Datum uitspraak: 27 maart 2015
AFDELING
BESTUURSRECHTSPRAAK
Uitspraak van de voorzieningenrechter van de Afdeling bestuursrechtspraak van de Raad van State op een verzoek om het treffen van een voorlopige voorziening (artikel 8:81 van de Algemene wet bestuursrecht) hangende het hoger beroep van:
[verzoeker], wonend te Huissen, gemeente Lingewaard,
tegen de uitspraak van de rechtbank Gelderland van 5 februari 2015 in zaak nr. 14/3304 in het geding tussen:
[verzoeker]
en
het college van burgemeester en wethouders van Lingewaard.
Procesverloop
Bij besluit van 9 april 2014 heeft het college aan de besloten vennootschap met beperkte aansprakelijkheid Marvin Beheer B.V. omgevingsvergunning verleend voor het realiseren van vier appartementen aan de Gochsestraat 14 te Huissen (hierna: het perceel).

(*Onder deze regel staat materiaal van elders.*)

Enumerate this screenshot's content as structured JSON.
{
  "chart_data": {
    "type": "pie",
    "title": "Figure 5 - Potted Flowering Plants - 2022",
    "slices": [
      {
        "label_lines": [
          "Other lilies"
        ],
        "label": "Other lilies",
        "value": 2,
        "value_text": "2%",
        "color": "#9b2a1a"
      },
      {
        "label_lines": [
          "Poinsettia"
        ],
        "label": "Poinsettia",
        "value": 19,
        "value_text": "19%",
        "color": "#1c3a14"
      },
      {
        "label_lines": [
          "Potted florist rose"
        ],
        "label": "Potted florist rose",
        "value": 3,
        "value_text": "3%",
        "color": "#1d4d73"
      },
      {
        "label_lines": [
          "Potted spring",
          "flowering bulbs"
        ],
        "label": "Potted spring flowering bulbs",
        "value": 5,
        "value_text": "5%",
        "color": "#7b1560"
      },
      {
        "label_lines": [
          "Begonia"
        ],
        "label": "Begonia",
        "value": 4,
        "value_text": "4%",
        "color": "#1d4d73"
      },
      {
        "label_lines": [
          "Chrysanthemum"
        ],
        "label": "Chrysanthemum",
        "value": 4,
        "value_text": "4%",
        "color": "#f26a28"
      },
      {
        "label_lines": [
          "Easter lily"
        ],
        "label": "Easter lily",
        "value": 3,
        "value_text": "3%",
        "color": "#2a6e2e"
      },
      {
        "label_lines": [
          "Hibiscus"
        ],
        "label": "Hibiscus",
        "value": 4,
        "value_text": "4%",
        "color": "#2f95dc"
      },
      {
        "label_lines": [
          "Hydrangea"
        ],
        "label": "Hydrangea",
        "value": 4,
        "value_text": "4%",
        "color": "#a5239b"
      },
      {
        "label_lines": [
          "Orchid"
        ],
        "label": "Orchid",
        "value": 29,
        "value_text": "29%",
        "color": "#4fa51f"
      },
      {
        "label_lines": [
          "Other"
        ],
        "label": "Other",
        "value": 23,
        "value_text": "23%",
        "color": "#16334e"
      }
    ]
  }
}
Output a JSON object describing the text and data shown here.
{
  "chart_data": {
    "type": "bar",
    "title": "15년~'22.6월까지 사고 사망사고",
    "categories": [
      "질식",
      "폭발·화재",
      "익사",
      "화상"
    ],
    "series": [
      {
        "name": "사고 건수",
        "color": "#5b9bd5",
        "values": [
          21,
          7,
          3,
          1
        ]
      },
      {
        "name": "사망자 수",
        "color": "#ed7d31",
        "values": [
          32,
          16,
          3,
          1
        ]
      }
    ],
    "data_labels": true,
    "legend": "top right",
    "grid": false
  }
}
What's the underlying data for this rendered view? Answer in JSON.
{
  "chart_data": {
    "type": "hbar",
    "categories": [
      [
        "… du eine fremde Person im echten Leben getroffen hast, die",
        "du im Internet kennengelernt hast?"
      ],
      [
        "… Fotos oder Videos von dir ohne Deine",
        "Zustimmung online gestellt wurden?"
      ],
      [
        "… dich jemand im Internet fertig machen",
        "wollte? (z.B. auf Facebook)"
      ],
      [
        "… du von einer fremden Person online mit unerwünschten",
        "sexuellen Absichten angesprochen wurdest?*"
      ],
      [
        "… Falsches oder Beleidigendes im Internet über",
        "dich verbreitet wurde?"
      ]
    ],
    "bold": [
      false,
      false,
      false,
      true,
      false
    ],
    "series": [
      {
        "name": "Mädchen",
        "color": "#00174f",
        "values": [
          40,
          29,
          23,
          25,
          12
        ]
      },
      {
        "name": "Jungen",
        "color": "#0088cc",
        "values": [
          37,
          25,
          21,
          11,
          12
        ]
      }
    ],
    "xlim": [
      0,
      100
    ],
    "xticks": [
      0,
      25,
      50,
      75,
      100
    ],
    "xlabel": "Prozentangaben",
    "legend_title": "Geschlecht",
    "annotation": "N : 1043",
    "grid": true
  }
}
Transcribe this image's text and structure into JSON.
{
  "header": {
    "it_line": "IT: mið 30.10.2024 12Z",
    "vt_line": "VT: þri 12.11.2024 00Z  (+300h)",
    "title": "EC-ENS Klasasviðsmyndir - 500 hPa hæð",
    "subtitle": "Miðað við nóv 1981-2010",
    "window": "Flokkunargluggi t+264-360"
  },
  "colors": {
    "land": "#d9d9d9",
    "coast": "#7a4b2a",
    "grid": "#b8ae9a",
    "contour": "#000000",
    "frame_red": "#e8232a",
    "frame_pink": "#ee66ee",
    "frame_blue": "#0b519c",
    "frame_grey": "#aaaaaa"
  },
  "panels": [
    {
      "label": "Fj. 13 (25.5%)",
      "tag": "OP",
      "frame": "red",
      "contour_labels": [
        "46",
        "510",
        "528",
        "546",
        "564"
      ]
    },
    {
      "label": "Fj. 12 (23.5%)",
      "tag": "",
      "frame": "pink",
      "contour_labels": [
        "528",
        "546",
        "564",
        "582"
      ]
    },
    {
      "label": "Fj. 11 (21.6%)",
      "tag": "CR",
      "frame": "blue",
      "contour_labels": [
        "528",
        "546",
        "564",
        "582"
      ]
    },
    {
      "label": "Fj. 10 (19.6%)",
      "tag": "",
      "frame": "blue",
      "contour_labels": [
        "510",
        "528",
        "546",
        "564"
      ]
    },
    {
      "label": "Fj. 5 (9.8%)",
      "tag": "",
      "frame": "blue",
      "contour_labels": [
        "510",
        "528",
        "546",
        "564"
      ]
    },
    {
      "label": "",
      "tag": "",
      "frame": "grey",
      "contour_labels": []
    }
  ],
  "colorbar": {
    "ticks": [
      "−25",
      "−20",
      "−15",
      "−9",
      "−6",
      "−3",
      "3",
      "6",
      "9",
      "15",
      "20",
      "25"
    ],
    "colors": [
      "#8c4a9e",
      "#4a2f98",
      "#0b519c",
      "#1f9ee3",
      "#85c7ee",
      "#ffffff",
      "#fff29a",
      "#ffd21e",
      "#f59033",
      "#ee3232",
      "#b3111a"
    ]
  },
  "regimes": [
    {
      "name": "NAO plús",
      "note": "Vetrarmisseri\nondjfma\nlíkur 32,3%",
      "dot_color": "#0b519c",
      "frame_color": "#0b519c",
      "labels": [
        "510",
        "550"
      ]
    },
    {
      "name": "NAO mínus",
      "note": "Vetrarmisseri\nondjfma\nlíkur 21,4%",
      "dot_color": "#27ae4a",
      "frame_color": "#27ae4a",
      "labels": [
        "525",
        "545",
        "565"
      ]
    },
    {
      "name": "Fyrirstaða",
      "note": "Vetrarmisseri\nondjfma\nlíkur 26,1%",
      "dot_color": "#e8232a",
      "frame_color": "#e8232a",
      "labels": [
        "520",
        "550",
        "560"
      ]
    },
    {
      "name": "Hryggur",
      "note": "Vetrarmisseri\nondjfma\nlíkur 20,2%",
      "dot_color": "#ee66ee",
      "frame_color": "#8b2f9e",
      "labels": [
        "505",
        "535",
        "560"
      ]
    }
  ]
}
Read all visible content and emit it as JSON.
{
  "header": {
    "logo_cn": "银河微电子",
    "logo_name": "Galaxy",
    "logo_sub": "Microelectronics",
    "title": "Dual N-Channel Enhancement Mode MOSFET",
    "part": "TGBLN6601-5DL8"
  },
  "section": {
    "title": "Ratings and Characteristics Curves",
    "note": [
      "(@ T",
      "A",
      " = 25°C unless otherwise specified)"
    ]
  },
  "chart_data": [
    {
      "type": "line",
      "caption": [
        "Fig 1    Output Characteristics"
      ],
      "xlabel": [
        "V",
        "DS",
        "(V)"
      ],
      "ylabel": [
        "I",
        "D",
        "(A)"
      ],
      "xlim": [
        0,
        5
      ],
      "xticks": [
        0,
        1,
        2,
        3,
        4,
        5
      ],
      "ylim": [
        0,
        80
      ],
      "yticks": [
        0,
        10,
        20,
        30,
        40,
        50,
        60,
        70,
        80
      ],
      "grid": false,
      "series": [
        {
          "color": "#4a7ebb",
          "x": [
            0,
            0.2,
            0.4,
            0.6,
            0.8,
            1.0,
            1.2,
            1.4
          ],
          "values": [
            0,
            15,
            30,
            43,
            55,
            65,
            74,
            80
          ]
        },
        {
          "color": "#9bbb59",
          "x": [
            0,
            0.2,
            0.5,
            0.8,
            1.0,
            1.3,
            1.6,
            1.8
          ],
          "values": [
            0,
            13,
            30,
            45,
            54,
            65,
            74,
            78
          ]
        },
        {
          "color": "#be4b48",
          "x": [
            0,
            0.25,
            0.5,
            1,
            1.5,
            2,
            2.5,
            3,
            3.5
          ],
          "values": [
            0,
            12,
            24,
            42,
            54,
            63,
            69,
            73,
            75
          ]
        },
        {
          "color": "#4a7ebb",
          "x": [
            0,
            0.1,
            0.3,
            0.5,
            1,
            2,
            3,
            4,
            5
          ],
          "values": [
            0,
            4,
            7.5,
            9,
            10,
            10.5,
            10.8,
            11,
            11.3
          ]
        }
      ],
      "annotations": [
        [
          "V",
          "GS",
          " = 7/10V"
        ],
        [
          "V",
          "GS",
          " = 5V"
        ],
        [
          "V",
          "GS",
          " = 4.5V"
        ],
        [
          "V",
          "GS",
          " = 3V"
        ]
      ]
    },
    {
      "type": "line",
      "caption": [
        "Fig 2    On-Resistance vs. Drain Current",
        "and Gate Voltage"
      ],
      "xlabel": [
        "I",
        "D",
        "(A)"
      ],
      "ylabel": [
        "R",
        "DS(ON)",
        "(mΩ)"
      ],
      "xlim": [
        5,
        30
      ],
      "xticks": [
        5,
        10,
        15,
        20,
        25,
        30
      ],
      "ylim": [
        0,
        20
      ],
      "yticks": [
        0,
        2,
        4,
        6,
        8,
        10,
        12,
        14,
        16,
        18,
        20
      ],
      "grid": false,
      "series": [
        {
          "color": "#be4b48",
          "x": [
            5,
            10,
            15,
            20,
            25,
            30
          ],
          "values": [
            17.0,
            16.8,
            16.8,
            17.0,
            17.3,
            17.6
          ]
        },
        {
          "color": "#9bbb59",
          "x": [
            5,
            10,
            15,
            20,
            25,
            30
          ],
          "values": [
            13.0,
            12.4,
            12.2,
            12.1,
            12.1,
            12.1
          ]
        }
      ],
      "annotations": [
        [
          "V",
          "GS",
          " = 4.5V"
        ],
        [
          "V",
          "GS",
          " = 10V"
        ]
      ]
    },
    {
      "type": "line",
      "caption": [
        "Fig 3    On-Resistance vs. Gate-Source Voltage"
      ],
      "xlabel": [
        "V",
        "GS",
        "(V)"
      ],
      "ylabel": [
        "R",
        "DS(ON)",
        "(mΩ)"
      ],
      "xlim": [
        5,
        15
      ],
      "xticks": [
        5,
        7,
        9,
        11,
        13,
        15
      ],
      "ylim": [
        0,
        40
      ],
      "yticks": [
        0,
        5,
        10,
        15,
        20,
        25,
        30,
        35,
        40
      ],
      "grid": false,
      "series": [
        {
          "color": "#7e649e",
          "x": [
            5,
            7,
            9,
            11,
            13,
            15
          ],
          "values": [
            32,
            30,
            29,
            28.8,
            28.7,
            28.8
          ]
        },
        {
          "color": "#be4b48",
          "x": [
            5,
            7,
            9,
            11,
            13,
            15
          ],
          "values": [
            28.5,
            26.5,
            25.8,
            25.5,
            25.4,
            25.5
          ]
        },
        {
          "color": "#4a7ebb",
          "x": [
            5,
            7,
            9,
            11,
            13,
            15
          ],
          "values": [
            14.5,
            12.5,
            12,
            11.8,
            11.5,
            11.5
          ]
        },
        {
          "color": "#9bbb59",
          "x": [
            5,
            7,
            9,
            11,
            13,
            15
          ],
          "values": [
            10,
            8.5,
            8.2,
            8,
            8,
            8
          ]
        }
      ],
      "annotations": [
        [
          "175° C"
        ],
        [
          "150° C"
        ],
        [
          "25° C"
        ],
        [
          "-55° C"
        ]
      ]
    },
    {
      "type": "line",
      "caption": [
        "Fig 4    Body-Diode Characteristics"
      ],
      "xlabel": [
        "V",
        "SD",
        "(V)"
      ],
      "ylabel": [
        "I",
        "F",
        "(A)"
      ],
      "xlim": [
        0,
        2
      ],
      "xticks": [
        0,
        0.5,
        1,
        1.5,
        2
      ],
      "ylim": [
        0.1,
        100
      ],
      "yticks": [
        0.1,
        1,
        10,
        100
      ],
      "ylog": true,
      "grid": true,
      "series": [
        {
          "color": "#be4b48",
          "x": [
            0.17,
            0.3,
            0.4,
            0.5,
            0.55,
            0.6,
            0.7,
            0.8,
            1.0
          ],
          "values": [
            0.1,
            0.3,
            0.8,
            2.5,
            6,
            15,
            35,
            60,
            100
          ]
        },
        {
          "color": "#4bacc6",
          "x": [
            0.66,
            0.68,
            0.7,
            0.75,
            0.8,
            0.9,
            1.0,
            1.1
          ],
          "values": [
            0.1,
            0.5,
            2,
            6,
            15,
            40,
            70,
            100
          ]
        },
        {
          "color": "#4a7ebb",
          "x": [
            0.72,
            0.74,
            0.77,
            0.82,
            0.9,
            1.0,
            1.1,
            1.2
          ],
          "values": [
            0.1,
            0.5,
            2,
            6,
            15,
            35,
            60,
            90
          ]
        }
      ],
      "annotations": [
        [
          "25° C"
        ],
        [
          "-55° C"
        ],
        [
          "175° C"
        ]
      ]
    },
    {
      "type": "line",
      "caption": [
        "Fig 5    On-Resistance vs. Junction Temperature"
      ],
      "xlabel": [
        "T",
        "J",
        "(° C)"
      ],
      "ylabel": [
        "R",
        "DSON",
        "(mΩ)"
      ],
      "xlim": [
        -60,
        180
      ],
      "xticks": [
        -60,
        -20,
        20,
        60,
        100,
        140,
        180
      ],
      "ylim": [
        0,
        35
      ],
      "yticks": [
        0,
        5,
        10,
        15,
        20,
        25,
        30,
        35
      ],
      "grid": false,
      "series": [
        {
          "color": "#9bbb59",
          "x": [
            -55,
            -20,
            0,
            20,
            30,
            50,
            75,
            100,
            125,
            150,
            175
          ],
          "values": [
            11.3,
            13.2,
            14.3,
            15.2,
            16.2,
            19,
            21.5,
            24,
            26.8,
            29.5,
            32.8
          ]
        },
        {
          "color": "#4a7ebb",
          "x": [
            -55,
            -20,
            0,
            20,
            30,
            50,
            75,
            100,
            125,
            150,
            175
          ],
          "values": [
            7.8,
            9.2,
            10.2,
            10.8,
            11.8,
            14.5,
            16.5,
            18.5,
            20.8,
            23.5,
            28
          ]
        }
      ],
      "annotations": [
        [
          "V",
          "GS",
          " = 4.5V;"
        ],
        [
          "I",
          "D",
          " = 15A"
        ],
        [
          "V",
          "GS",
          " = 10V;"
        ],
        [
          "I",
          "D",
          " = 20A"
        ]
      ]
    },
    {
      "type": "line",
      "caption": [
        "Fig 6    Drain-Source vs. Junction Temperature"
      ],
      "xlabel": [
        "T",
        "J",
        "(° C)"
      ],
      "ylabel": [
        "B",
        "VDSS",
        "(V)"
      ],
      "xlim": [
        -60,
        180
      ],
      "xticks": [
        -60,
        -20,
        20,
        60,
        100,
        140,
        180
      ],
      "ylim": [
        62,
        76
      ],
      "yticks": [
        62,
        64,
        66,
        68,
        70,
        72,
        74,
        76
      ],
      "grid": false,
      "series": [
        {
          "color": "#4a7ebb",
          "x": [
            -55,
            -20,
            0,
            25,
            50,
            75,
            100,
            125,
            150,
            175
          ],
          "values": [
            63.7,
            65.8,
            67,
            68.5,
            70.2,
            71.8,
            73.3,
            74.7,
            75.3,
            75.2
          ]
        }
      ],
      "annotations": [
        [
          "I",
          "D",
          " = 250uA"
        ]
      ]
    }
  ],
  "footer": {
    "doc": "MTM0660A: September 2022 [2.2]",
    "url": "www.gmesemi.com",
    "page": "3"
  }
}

Bij uitspraak van 5 februari 2015 heeft de rechtbank het door [verzoeker] daartegen ingestelde beroep gegrond verklaard, het besluit van 9 april 2014 vernietigd en bepaald dat de rechtsgevolgen van het vernietigde besluit geheel in stand blijven.
Tegen deze uitspraak heeft [verzoeker] hoger beroep ingesteld.
[verzoeker] heeft de voorzieningenrechter verzocht een voorlopige voorziening te treffen.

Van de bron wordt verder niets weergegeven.